Sleep is extremely important. If you do not sleep well for a longer time, you will get sick. Go to bed at the same time every day, and wake up at the same time, Even if you do not fall asleep at once, keep to it, and in 21 days you will see that it has changed. Remember- sleep is therapy. In Indian culture, a mans lifetime is said to be 120 years. When you are 60 years old, life begins. Then you have struggled and learned what you need, and you can finally settle down and start living! Sounds very nice I think! In the west, many people think life ends at 60! Don´t focus too much on your body. The body grows old, but the mind doesn´t! The mind grows and expands continually!
Work: Choose a profession you love to do. If you are not satisfied, change! Change is part of life_-embrace it! Be bold, take risks! Beleive 100% , and you will get it. See failure as something positive, something you learn from.
Personal life: Spend a lot of time with family and friends. Communication is the base of any good relationship. Our family is our base, a place to come home to.
Get to know yourself. Selfstudy. Often when we feel that life is missing something, although we seem to have everything, we are missing the spiritual. And spirituality is knowing yourself.

VIJAR/ THOUGHTS
Happiness is what you think, not what you have.

You can see the mind like a computer. The brain is like a hard drive, your thoughts are the software. This means you can program the mind with positive or negative "programs".
Your thoughts, positive or negative, drop down like seeds into your heart/ stomach and create feelings. These feelings in turn drop down into your gut/ reproductive area and create emotions, which is the base of your energy level. This is a system that energizes itself. The more negative thoughts you have, the more negative emotions you will have, and they in turn create more negative thoughts, and the circle reinforces itself. But the same is true of positive thoughts, so work to reinfiorce those instead. Imagine that you have a filter (he drew a picture of a filter in the throat, I´m not sure if you were to imagine a filter there, or if it was just an image). If you have positive thoughts, imagine a filter like a convex lens. It will focus and sharpen the positive. If you have negative thoughts, see the filter like a concave lens. It will disperse the negative. Learn how to "spit out" the negative thoughts. This filter is your conciousness. Observe, classify and receive or reject. Don´t criticise, don´t judge- just analyse.

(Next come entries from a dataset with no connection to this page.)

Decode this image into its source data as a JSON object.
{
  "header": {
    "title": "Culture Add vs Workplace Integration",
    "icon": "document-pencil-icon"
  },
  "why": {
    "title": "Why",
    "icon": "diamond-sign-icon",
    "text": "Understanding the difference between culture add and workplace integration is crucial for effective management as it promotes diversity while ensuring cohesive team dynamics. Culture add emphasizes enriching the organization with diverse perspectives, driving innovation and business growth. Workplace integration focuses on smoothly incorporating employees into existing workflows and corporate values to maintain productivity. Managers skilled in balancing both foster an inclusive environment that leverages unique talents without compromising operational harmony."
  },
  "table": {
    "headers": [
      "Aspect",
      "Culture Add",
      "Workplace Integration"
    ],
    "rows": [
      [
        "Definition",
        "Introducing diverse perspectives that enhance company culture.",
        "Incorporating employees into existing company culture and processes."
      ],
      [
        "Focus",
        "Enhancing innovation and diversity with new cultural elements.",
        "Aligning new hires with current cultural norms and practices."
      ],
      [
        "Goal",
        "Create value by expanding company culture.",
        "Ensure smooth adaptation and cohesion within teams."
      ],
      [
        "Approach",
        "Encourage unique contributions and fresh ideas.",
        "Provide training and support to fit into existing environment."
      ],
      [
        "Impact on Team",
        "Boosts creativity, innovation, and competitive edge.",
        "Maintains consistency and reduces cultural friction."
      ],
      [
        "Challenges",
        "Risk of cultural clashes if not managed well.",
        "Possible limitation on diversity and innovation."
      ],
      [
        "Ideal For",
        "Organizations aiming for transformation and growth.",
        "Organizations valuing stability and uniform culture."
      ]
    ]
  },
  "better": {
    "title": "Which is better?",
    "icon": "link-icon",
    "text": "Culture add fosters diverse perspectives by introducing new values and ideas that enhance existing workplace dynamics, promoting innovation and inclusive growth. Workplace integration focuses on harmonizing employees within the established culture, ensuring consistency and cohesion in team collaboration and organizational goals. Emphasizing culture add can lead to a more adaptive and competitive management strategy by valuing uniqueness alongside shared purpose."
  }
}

Finally some words on life energy.
Know how to use it. Focus your energy, don´t disperse it by doing too many things.
Important to have a vision in life. This vision will give you a goal. When you know your goal, you will find a way. He gave an example from his own life: his vision was to help people, his goal became to be an ayurvedic physician, the way was to study and then practice the profession. This gives meaning to his life, and makes it bigger than just waking up in the morning, going to work and so on, you know, the treadwheel of life. The one we all fear...

WHAT IS YOUR VISION?

fredag 5 september 2008

I Will Stand On My Head


Only three weeks to go, and during these weeks I have to learn how to stand on my head without the wall, without the teacher. I have been struggling with this pose for three years now, and I still feel I need the wall! My teacher Maria is trying to prepare me for Mysore. She said that there will be no wall for me in Mysore. So I had better learn in three weeks! She is very firm, but in a warm and loving way.
I can stand, but I have problems getting up. My left shoulder is much weaker than my right one, so that makes me unbalanced and I can´t press my shoulders into the floor like I should. But teacher sais it is enough with the strength of just one shoulder. So, trust the teacher, trust the method....and we will see!
Also there is the fear of falling. This is a mental obstacle. One of my biggest aspirations in life is to be free. And I would really like to be free from the wall! Before going into headstand, I picture myself doing the pose perfectly. We will see if this helps! The body changes quicker than the mind. This is important to remember.